To the Next Generation of Public Health Students: Balancing Activism, Studying, and These Unprecedented Times

People in a grid with colorful backgrounds, all wearing masks

Alex Parks

Master’s Student in Health Behavior and Health Education

When I started my first semester as a Master of Public Health student at the University of Michigan School of Public Health in Fall 2020, COVID-19 cases were climbing, a polarizing election was looming, and we had all just gone through a summer of racial reckoning in which numerous high profile police killings—including Breonna Taylor, George Floyd, and Rayshard Brooks—were brought to the forefront of public discourse. I was nervous about taking my classes online via Zoom but was still excited to start my career in public health and add my energy to movements addressing these overlapping public health crises.

Fast forward to the winter semester. The pandemic was still raging, I was emotionally exhausted by the election, and we had just watched a group of armed extremists storm the nation’s capital with little resistance. These events, compounded with the hecticness of 2020, left me a tired, angry, and heartbroken abolitionist who wanted to see how my current trajectory in public health could focus on combating state violence.
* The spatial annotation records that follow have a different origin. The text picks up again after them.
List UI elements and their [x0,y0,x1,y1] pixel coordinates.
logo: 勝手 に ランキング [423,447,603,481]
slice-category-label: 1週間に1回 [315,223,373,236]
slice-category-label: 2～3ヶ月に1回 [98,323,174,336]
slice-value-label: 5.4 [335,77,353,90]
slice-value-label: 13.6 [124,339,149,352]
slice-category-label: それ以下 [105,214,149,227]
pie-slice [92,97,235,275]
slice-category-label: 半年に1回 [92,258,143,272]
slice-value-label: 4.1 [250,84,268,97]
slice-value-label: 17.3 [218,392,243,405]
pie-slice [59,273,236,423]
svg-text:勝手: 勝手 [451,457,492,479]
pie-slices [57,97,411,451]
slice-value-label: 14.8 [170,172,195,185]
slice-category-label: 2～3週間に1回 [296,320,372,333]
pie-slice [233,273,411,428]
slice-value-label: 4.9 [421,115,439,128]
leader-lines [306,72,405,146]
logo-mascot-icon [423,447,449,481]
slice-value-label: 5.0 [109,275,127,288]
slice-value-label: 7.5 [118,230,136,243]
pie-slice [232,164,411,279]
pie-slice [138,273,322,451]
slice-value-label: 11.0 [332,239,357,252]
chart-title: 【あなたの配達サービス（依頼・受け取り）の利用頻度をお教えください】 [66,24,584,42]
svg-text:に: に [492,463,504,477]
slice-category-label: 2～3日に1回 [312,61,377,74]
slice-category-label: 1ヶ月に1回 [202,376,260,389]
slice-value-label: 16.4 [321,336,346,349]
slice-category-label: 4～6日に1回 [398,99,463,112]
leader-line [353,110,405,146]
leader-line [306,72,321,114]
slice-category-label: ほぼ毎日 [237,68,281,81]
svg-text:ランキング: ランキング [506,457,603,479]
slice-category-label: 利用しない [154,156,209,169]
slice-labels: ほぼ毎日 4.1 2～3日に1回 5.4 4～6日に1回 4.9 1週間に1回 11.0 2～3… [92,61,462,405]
Now, halfway through my MPH program, I am still tired, angry, and heartbroken. But I am much better equipped with information I can use to approach my role as a public health student and in my steadfast activism for these topics.

Public health needs the whole of your experiences to continue to show up and fight for health and equity for all.

I came to public health with moral convictions that state violence is wrong, structural racism must be systematically dismantled, and military colonialism is bad for our health. But I left my first year with solid evidence, frameworks, and statistics with which I can back up those convictions.

I can’t be told that it isn’t the place of public health officials to criticize the military-industrial complex because I know that Arab moms and babies suffered health consequences when the US government endorsed islamophobic violence after 9/11. I’m ready when someone responds to my abolitionist comments with “not all cops'' because I can articulate the fact that individual good intent is not sufficient to combat a systemically racist system that puts guns in the hands of people who have spent their lives exposed to racist frameworks about “symbolic assailants.”

At risk of contradicting myself, the other piece of knowledge I left this year with is that all the evidence I just wrote about is equally or less important than the personal stories of those experiencing this violence. I love science—I majored in natural science, am pursuing a social science degree, and deeply believe in the scientific method.

However, as scientists, we can sometimes forget that in the real world people know what is happening in their communities and know what they need to be safer. When someone tells a public health professional that they don’t feel safe when Immigration and Customs Enforcement patrols their neighborhood, we don’t need a systematic investigation measuring average cortisol levels of neighborhoods over time to confirm that they are indeed stressed. We can just believe their experience and act.

Similarly, public health advocates absolutely need to advocate for more and more transparent data about police violence and its impacts. But a predominantly Black neighborhood isn’t waiting on that data to decide if they should be afraid of the police. And we shouldn’t be waiting for that data to decide to do something about police violence.

I love science, but we can’t let science take its sweet time at the expense of tangible action that makes communities safer. People’s stories matter, their voice matters, their experiences matter. Community-based participatory research is one of our best tools in enacting this change many of us wish to see.

With this in mind and as we head into a new semester, I’ll leave you with some practical advice: Do as many class readings with friends and peers as possible. If you’re a procrastinator like me, it’ll force you to get the assignments done in a timely manner. But more importantly, you’ll be able to process the difficult content in real time, and to reflect and unpack the topic with others.

Being a grad student in public health demands a lot of emotional labor. Consuming endless information on violence and oppression gets isolating, exhausting and desensitizing really fast. If you like audiobooks, download the Libby app and go on a walk while you listen to assigned chapters. It’s hard to get outside during Michigan winters, but I’ve found that moving my body while consuming stories about trauma and violence has helped so much in my processing of this content.

It’s an exciting time to be joining the field of public health! We need voices who care about their work and listen to communities. We need your energy, enthusiasm, and excitement for change. But we also need you when you’re tired, frustrated, pessimistic, and angry. Public health needs the whole of your experiences to continue to show up and fight for health and equity for all.

About the Author

Alex Parks, Master’s Student in Health Behavior and Health Education, University of Michigan School of Public HealthAlex Parks is a second-year Master of Public Health student in Health Behavior and Health Education. She completed her undergraduate degree at the University of Michigan in Evolutionary Anthropology. Academically, she is interested in the public health impacts of policing and incarceration and is currently working on projects related to the implementation of unarmed crisis responses in Washtenaw County.